In previous articles I considered the possibility of larger companies engaging with smaller SMEs to address the current shortage in IT skills rather than direct recruitment. I also covered the difficulties a larger company may experience and the need to consider the management of projects involving multiple companies; something which is common place in large engineering and construction projects.
For large projects it’s unlikely that a single small SME will be able to deliver everything within the required timescales. However, it is still possible for the smaller companies to get involved in larger projects.
A large company can offer work in discrete packages which means it will manage a team made up of multiple companies. Alternatively, a small company can subcontract out work to third parties to give it the resources and skills to carry out the work. As the prime contractor it is then responsible for the overall delivery. These approaches tend to be a reactive response to a tender, and so are not collaborative in the sense of equal partners.
Many small companies are excellent at networking and building relationships. They recognize the value of informally connecting, working with each other, and forming partnerships for mutual benefit. However, for others working with companies they see as potential competitors is a step too far. The thing is some companies are just too small, and unless they are able to partner up they will miss out on the opportunities of working with larger companies. So the fear of working with competitors denies the company potential lucrative work.

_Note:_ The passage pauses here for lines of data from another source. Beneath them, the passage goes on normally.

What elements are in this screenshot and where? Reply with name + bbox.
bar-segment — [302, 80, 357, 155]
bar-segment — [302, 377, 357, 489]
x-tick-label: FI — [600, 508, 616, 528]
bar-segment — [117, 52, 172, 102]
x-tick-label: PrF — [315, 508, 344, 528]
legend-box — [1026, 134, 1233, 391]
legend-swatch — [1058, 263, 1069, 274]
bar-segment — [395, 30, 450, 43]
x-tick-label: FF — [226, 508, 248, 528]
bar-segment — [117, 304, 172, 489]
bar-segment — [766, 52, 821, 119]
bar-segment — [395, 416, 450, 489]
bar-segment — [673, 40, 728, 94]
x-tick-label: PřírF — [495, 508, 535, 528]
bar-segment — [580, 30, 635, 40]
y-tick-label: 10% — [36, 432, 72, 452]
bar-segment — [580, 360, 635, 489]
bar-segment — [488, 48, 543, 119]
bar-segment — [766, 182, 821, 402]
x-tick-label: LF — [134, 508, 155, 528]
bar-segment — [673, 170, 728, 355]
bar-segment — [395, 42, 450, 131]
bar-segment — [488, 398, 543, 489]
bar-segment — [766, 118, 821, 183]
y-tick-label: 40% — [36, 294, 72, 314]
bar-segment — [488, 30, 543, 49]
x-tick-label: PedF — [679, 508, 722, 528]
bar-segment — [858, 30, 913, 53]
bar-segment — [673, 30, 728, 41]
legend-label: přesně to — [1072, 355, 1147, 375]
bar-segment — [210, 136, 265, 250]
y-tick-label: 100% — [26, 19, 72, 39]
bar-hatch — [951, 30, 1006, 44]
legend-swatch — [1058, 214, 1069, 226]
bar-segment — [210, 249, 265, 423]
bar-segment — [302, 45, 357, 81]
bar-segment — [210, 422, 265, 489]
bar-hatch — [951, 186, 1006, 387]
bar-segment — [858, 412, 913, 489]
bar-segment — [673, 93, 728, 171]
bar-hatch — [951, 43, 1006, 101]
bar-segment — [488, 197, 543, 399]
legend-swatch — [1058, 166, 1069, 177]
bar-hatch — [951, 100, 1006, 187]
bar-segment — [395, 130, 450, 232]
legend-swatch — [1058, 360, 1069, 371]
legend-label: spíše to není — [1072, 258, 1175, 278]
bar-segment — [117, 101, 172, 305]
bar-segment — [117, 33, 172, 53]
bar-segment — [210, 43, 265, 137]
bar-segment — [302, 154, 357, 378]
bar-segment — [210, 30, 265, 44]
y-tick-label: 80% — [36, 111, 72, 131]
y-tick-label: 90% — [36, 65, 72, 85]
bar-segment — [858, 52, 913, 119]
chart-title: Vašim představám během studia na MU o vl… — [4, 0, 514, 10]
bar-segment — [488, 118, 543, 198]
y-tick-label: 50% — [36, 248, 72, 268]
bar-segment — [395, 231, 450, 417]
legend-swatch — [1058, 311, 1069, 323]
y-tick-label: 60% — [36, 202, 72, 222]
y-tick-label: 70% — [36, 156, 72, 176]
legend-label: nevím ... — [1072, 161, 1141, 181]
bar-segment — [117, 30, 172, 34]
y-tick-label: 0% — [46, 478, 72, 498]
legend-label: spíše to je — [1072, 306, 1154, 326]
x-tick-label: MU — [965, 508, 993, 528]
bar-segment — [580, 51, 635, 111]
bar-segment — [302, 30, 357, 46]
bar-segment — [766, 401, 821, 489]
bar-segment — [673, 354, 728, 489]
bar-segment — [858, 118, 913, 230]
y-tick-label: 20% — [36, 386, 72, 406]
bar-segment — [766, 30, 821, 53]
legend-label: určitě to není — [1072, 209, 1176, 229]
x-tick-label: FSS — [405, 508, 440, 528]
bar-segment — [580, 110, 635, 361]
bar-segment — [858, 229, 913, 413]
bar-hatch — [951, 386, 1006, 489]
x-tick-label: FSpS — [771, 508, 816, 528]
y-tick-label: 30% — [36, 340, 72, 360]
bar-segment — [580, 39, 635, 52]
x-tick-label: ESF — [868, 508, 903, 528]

Of course it all depends on the aspirations of the small SME. Many companies are happy to work in their own particular niche or geographical location, and may not want to expand to larger pieces of work. For those who are actively seeking to grow their business, partnering with other companies with complementary skills or based in new locations could be a key part of their growth strategy. It’s then a case of connecting with a like-minded company where the ‘chemistry’ between the two principals works.
Some partnerships happen naturally where people already know of one another or meet at a networking events. Others require a far more proactive approach: actively deciding on the new business to pursue, clarifying the characteristics of potential partners, and taking steps to find them. Regardless of the method, for me the most important thing is to have a good gut feeling about a person i.e. you want to work together. This is beginning to read like an article on dating – but perhaps that analogy is not too far from the truth. Like, trust, respect, complementary skills and outlook all matter for successful partnerships.
In summary, to chase bigger pieces of business, small companies need to consider their strategy and find a means of connecting with other companies to help grow their business. Your competitors can also be your friends, and if you are not building partnerships they may be. To misquote the old adage ‘Keep your friends close and your competitors closer’.